En outre, s’il est de bon ton de s’extasier devant la performance des actions américaines depuis octobre 2008 (return net annuel moyen de l’indice S&P 500 égal à 12,5%), force est de constater que la mémoire des investisseurs n’est pas très longue. Car ils oublient un peu vite la crise de 2008 qui propulsa les primes de risque à des sommets. En adoptant un point de vue de très long terme, on observe d’ailleurs que les actions sont loin d’avoir rempli toutes leurs promesses. Ainsi, sur la période s’étalant de janvier 1999 à fin octobre 2018, le rendement annuel moyen brut des actions mondiales (MSCI) a été de +5,2% (exprimé en EUR). Dans le même temps, l’indice Barclays des obligations d’entreprises délivrait une performance annuelle moyenne brute de 4%. Autrement dit, les actions ont fait à peine mieux que les obligations d’entreprise, ce qui est contre-intuitif.
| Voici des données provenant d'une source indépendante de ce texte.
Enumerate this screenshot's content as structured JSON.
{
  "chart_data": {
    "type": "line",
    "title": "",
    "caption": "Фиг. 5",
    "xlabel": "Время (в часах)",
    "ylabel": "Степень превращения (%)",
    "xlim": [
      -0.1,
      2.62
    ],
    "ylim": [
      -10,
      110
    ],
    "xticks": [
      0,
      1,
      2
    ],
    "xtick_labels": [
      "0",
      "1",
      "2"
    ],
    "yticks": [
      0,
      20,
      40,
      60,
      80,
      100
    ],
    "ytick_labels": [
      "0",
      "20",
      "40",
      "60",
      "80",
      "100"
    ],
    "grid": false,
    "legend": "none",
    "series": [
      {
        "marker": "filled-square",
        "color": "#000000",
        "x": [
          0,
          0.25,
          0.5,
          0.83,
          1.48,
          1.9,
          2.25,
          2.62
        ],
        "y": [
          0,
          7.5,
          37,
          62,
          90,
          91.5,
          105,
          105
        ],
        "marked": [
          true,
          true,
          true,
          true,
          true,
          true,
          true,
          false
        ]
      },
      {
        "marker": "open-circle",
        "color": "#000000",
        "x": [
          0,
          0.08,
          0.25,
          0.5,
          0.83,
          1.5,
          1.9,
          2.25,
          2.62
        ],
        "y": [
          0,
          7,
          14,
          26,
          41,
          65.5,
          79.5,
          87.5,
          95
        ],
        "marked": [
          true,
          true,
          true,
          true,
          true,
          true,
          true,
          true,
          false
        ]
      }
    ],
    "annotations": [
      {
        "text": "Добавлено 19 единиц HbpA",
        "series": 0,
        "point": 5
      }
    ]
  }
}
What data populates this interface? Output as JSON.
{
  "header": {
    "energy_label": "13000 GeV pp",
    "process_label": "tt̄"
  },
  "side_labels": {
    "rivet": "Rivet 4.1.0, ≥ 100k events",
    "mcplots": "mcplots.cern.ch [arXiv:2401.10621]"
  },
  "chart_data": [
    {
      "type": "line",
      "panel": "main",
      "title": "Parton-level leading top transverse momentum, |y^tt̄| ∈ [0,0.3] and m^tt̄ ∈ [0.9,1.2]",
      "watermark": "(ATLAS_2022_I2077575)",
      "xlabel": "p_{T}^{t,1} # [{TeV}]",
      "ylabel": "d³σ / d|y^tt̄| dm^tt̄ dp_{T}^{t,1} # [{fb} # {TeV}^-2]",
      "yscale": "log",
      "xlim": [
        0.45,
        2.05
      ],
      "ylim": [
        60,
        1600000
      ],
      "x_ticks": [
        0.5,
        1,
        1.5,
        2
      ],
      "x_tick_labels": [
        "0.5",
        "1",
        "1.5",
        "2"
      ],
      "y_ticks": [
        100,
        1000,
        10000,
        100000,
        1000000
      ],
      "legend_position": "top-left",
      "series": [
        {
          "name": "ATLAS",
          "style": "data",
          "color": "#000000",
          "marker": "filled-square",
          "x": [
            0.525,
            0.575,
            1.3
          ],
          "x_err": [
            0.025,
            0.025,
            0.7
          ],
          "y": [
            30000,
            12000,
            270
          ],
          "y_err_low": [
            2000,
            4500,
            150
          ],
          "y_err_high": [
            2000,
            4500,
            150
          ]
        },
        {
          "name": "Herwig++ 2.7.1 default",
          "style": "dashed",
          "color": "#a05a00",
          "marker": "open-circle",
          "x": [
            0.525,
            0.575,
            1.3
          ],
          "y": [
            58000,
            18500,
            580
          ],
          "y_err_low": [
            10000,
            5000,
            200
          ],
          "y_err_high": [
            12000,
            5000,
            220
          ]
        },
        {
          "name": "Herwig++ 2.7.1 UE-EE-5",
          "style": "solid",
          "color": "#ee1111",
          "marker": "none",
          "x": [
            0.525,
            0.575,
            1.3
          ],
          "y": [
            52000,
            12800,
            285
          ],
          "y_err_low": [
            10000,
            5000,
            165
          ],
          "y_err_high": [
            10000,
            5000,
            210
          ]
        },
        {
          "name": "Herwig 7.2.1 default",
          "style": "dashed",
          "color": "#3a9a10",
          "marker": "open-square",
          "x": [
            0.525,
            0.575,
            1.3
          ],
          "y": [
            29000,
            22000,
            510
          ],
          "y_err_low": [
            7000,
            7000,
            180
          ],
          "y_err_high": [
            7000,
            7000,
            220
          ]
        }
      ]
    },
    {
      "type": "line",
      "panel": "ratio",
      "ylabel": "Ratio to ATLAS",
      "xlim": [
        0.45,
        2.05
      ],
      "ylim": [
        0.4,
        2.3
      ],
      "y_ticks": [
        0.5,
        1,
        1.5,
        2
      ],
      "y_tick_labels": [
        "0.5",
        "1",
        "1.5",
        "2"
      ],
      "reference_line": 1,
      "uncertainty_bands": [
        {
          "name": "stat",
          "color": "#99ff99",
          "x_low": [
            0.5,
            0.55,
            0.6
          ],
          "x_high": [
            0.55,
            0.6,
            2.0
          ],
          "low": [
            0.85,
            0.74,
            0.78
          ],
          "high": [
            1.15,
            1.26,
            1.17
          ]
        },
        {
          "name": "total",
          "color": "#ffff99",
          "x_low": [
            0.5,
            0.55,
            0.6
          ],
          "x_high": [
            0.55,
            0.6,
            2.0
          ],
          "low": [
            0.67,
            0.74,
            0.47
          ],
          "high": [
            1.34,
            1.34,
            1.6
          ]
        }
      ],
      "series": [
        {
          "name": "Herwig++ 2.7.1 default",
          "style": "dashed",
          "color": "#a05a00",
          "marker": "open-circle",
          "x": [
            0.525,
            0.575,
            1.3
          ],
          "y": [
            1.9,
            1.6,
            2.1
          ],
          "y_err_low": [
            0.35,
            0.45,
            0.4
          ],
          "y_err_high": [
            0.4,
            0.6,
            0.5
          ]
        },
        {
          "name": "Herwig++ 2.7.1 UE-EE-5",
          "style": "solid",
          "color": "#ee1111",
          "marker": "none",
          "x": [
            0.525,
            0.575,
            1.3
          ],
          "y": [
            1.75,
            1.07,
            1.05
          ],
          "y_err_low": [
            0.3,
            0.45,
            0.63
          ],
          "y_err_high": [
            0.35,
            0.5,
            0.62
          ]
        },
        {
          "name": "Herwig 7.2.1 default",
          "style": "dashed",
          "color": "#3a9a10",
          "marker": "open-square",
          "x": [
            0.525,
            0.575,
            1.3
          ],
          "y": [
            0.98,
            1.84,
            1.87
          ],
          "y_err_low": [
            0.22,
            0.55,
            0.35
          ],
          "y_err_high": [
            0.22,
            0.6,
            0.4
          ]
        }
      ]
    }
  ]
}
On obtient une conclusion identique si l’on se focalise sur les actions américaines et les obligations du Trésor censées représenter l’actif sans risque. Le rendement annuel moyen brut de l’indice S&P 500 est de 5,9% contre 4% pour les obligations du Trésor ! Selon la théorie financière, l’écart annuel moyen de performance aurait dû être de 3 à 5% en faveur des actions selon le mode de calcul de la prime de risque. Sur la période 1899-2017, l’écart observé égale 4,5% (source : JP Morgan). Non seulement les crises de 2000-2002 et 2008, qui ont vu les indices boursiers perdre environ 50%, et les corrections plus récentes de 2011 et 2015 (baisse moyenne de 20% entre les sommets et les creux locaux) ont plus que sérieusement entamé la performance des actions, mais bien plus, les politiques ultra-accommodantes des banques centrales ont écrasé les primes de risque des marchés obligataires. Compte tenu des quelques périodes de stress intense des vingt dernières années, un investisseur soucieux de sa tension artérielle aurait mieux fait de privilégier les obligations. 

Que pouvons-nous attendre de la prochaine décennie ? 
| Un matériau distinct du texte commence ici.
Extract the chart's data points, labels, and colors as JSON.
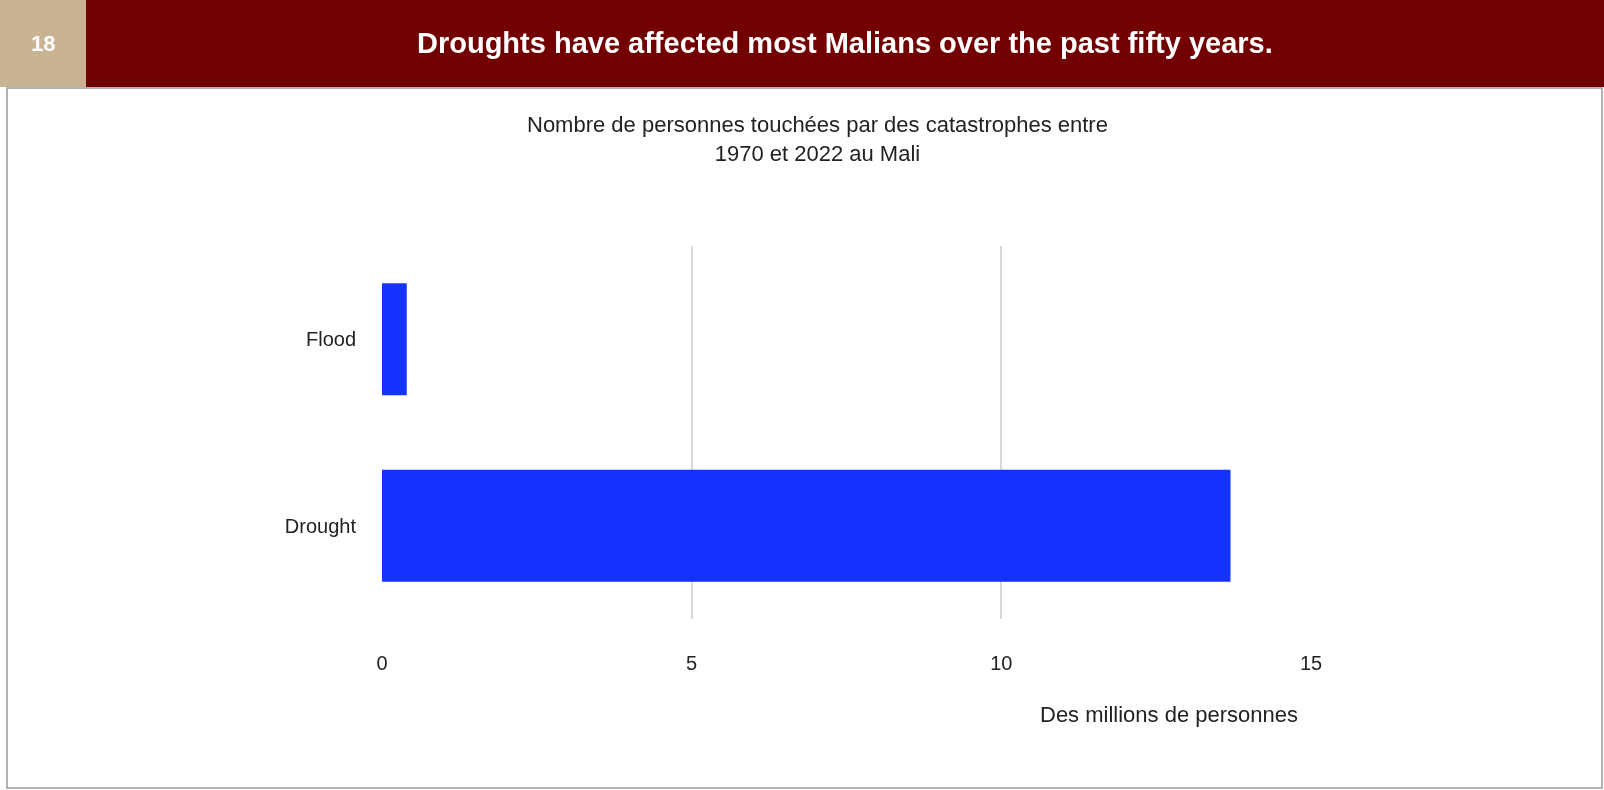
{
  "chart_data": {
    "type": "bar",
    "orientation": "horizontal",
    "title": "Droughts have affected most Malians over the past fifty years.",
    "subtitle": "Nombre de personnes touchées par des catastrophes entre\n1970 et 2022 au Mali",
    "xlabel": "Des millions de personnes",
    "annotations": [
      "18"
    ],
    "categories": [
      "Flood",
      "Drought"
    ],
    "values": [
      0.4,
      13.7
    ],
    "color": "#1533ff",
    "xlim": [
      0,
      15
    ],
    "xticks": [
      0,
      5,
      10,
      15
    ],
    "grid": "x"
  }
}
Les politiques monétaires ultra-accommodantes sont bien derrière nous. La réduction de la taille des bilans des banques centrales - la Réserve fédérale a déjà commencé – aura un impact significatif sur la liquidité mondiale et les taux d’intérêt. Les primes de risque devront tôt ou tard se reconstituer sur les marchés obligataires qui ne pourront rééditer leur performance passée. Dans ce contexte, les actions forment une classe d’actifs compétitive. L’importance des flux de dividendes (rendement supérieur à 3,5% pour les indices européens) ne rend pas nécessaire une forte croissance des cash-flows pour espérer des rendements annuels bruts totaux supérieurs à 7-8%. Certes, compte tenu des incertitudes toujours présentes, le comportement des marchés sera certainement volatil, mais ce sera le prix à payer pour profiter de la prime de risque offerte par les indices.